Brand Valuation Methodology
For our rankings, Brand Finance uses the simplest method possible to help readers understand, gain trust in, and actively use brand valuations.
Brand Finance calculates the values of brands in its rankings using the Royalty Relief approach – a brand valuation method compliant with the industry standards set in ISO 10668.
Our Brand Strength Index assessment, a balanced scorecard of brand-related measures, is also compliant with international standards (ISO 20671) and operates as a predictive tool of future brand value changes and a control panel to help business improving marketing.
We do this in the following four steps:
1. Brand Impact
We review what brands already pay in royalty agreements. This is augmented by an analysis of how brands impact profitability in the sector versus generic brands.
This results in a range of possible royalties that could be charged in the sector for brands (for example a range of 0% to 2% of revenue).
2. Brand Strength
We adjust the rate higher or lower for brands by analysing Brand Strength. We analyse brand strength by looking at three core pillars: “Investment” which are activities supporting the future strength of the brand; “Equity” which are real perceptions sourced from our original market research and other data partners; “Performance” which are brand-related measures of business results, such as market share.
Each brand is assigned a Brand Strength Index (BSI) score out of 100, which feeds into the brand value calculation. Based on the score, each brand is assigned a corresponding Brand Rating up to AAA+, in a format similar to a credit rating.
3. Brand Impact x Brand Strength
The BSI score is applied to the royalty range to arrive at a royalty rate. For example, if the royalty range in a sector is 0-5% and a brand has a BSI score of 80 out of 100, then an appropriate royalty rate for the use of this brand in the given sector will be 4%.
4. Brand Value Calculation
We determine brand-specific revenues as a proportion of parent company revenues attributable to the brand in question and forecast those revenues by analysing historic revenues, equity analyst forecasts, and economic growth rates.
We then apply the royalty rate to the forecast revenues to derive brand revenues and apply the relevant valuation assumptions to arrive at a discounted, post-tax present value which equals the brand value.

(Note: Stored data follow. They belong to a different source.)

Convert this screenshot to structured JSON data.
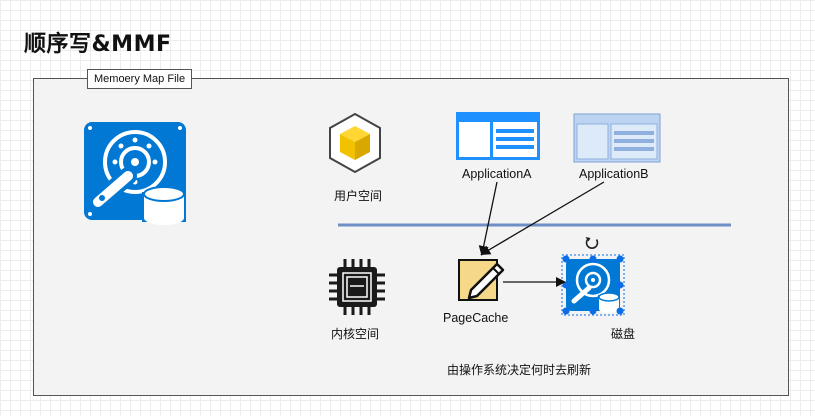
{
  "title": "顺序写&MMF",
  "frame_label": "Memoery Map File",
  "labels": {
    "user_space": "用户空间",
    "app_a": "ApplicationA",
    "app_b": "ApplicationB",
    "kernel_space": "内核空间",
    "page_cache": "PageCache",
    "disk": "磁盘",
    "note": "由操作系统决定何时去刷新"
  },
  "colors": {
    "disk_blue": "#0078d4",
    "divider": "#6f8fc4",
    "app_a_blue": "#1e90ff",
    "app_b_blue": "#b3cdf0",
    "cube_yellow": "#f2c200",
    "handle_blue": "#0a6ee6"
  },
  "icons": {
    "large_disk": "hard-drive-icon",
    "user_space": "cube-icon",
    "app_a": "window-icon",
    "app_b": "window-icon",
    "kernel": "cpu-chip-icon",
    "page_cache": "note-pencil-icon",
    "disk": "hard-drive-icon",
    "rotate": "rotate-icon"
  }
}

Brand Finance has produced this study with an independent and unbiased analysis. The values derived and opinions presented in this study are based on publicly available information and certain assumptions that Brand Finance used where such data was deficient or unclear. Brand Finance accepts no responsibility and will not be liable in the event that the publicly available information relied upon is subsequently found to be inaccurate. The opinions and financial analysis expressed in the study are not to be construed as providing investment or business advice. Brand Finance does not intend the study to be relied upon for any reason and excludes all liability to any body, government, or organisation.
The data presented in this study form part of Brand Finance's proprietary database, are provided for the benefit of the media, and are not to be used in part or in full for any commercial or technical purpose without written permission from Brand Finance.